No entorno da capital amazonense a área urbana possui centenas de sítios arqueológicos, o que permite inferir que, por volta do ano 100, com a densa ocupação do local onde hoje está Manaus, o sítio Nova Cidade poderia contar com mais de 1.000 habitantes. As evidências científicas mostram que a capital e o município de Iranduba, na região de confluência dos rios Negro e Solimões, havia entre 10 mil e 30 mil habitantes quando chegaram os portugueses e espanhóis. Também revelam que as áreas eram habitadas há mais de 10.000 anos.
Vale destacar que o relatório cita uma manifestação do Iphan, na qual o instituto afirma que “para fins de mitigar os danos já ocasionados ao sítio arqueológico, as providências de resgate e subsequente análise dos artefatos se mostram adequadas. Ademais, a compensação seria tópico que deverá ser debatido em ação civil pública, que não envolva pedido de desintrusão”.
No documento, o próprio instituto, que foi autor da ação civil contra a comunidade, também reconhece que “quando da ocupação urbana da área, o Estado estava em mora no cumprimento de liminar que determinava o cercamento da área e manutenção de uma guarita, exatamente para evitar a invasão e/ou seu aumento”.
Entenda o caso
Desde setembro de 2018, a comunidade Nova Vida enfrentada uma ação civil pública de reintegração de posse movida Ministério Público Federal, na qual o MPF reivindicava a retirada das famílias alegando que a ocupação se formou numa área pertencente ao Iphan, onde está o sítio arqueológico conhecido como Cemitério dos Índios.
Com apoio da assessoria jurídica contratada pela Ação Mulheres em Manaus, as famílias puderam finalmente conquistar o direito à terra. A retomada do acompanhamento do processo permitiu que a comunidade fosse à Defensoria Pública e, após uma missão-denúncia realizada pela Campanha Despejo Zero em 2022, foi aberta uma mesa de negociação.
No último dia 24 de março, com mediação da Defensoria Pública da União e estadual, foi acordado que o MUSA faria a retirada e a guarda das urnas funerárias de forma gratuita, além da elaboração de um projeto com aprovação do Iphan e definição de um cronograma para retirada dos artefatos arqueológicos.
Em abril, foi assinado acordo entre as instituições governamentais para anular a ação de retirada dos moradores.

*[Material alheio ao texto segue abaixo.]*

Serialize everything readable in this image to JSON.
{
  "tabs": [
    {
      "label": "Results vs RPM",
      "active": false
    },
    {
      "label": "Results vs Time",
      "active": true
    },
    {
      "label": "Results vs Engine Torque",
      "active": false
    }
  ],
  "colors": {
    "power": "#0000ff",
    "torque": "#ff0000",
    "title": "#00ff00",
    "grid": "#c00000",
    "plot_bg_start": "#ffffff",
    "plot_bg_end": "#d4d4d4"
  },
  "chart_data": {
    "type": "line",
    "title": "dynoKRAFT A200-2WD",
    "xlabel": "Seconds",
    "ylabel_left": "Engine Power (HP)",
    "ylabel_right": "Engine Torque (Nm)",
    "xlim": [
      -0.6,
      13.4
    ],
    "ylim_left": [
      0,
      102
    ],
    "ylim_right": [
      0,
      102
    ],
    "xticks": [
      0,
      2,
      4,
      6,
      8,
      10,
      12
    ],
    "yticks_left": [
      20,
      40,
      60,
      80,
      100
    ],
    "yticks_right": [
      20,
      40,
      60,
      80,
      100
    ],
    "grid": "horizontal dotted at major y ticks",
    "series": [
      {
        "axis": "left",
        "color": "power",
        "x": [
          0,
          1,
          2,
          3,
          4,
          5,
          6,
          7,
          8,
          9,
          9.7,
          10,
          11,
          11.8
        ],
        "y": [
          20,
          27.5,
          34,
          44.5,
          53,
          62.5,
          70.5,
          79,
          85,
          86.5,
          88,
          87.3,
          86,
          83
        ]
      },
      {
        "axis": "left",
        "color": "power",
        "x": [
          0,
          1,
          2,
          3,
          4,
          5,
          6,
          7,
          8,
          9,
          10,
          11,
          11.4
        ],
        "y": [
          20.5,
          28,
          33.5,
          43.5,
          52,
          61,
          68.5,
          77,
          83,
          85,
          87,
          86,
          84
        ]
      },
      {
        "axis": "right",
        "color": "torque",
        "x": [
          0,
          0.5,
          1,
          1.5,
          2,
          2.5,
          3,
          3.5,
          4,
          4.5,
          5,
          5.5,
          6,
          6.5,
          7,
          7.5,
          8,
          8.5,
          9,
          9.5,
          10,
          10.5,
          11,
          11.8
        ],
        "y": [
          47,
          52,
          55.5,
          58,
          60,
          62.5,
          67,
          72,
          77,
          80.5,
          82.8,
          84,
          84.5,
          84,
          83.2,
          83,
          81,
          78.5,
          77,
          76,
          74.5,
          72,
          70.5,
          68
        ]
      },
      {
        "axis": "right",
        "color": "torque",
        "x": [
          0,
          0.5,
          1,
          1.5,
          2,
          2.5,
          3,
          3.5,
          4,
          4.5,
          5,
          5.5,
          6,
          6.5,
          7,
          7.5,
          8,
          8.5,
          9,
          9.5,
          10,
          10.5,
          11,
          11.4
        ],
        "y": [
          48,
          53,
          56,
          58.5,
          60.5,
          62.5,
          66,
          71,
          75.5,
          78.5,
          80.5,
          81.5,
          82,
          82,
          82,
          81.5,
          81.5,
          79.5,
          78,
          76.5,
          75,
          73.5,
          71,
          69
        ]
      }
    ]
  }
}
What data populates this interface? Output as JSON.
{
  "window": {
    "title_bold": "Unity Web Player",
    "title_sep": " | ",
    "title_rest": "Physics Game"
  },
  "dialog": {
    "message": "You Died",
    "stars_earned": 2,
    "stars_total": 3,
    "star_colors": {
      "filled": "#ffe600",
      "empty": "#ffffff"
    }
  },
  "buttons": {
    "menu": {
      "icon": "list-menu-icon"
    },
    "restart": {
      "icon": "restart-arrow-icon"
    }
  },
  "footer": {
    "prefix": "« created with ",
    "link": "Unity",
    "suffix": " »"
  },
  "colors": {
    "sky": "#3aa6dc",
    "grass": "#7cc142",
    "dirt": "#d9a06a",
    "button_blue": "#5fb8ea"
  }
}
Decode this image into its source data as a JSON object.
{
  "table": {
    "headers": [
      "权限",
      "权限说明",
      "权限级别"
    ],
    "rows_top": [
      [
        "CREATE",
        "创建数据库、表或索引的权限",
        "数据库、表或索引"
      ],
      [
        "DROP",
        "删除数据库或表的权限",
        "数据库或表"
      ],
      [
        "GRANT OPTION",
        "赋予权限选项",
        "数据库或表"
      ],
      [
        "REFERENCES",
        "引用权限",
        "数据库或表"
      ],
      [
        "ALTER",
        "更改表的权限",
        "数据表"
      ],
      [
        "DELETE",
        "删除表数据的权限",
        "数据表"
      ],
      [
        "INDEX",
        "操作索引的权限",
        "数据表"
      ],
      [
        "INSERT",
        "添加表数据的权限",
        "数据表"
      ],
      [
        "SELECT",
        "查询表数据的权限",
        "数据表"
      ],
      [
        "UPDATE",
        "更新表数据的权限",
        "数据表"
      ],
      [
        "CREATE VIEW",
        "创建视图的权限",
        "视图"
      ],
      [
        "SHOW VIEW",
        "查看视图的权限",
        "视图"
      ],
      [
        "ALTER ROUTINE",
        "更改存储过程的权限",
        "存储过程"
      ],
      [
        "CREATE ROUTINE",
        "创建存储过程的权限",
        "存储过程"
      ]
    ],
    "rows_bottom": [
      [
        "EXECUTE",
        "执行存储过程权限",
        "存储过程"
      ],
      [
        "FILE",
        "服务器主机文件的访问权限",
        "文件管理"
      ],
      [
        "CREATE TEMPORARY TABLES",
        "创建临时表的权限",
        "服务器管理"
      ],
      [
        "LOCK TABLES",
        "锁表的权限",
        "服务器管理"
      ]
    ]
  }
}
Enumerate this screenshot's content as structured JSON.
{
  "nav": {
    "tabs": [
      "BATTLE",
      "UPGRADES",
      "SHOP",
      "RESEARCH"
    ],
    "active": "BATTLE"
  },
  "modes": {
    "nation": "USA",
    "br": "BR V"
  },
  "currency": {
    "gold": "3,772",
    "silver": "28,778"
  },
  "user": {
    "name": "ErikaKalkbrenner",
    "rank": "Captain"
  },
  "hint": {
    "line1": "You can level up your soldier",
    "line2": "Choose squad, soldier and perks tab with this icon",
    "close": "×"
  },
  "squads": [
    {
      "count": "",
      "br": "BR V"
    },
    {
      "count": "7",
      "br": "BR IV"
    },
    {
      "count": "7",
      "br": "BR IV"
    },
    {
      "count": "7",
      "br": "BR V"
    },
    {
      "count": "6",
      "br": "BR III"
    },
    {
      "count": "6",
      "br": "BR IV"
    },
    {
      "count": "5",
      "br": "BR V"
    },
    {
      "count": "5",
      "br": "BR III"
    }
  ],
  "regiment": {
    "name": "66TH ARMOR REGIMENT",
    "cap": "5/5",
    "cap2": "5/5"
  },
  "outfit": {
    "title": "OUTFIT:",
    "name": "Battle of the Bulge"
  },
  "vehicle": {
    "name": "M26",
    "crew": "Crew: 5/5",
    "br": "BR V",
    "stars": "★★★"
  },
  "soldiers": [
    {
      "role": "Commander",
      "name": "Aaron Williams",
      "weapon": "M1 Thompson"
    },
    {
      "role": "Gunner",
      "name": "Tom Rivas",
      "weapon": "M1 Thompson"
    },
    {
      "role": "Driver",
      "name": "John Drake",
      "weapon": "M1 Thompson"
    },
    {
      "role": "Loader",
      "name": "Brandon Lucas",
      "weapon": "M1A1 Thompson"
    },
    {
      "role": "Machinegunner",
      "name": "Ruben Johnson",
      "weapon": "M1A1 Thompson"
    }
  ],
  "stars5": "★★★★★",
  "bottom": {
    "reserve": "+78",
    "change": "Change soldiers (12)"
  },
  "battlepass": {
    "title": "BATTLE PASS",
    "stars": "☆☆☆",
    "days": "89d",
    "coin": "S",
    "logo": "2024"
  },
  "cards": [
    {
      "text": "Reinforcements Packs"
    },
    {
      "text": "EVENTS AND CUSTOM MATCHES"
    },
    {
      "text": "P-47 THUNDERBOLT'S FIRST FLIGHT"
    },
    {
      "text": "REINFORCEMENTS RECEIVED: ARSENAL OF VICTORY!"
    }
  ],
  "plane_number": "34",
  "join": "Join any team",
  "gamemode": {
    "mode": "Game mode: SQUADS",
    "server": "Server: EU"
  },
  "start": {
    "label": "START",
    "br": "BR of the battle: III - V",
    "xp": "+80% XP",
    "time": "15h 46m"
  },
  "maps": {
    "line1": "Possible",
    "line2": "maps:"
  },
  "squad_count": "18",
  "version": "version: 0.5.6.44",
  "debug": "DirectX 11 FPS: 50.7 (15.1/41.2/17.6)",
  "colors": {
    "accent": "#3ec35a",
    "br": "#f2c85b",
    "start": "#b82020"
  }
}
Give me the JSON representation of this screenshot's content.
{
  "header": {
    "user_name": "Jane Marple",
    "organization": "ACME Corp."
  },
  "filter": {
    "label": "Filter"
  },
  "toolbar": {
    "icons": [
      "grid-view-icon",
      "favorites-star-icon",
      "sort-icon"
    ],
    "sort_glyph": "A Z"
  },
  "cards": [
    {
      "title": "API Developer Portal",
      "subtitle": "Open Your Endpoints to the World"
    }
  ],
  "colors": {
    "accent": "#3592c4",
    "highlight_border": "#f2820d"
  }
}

Além de representantes da Rede Jubileu Sul Brasil, a assinatura do acordo contou com a presença da Habitat para a Humanidade e de movimentos populares que também apoiam e contribuem para a luta por direitos na comunidade Nova Vida.
As iniciativas da Ação “Mulheres por reparação das dívidas sociais” contam com apoio do Ministério das Relações Exteriores Alemão, que garantiu ao Instituto de Relações Exteriores (IFA) recursos para implementação do Programa de Financiamentos Zivik (Zivik Funding Program). Também integram o processo de fortalecimento da Rede Jubileu Sul Brasil e das suas organizações membro, contando ainda com apoios da Cafod, DKA, e cofinanciamento da União Europeia.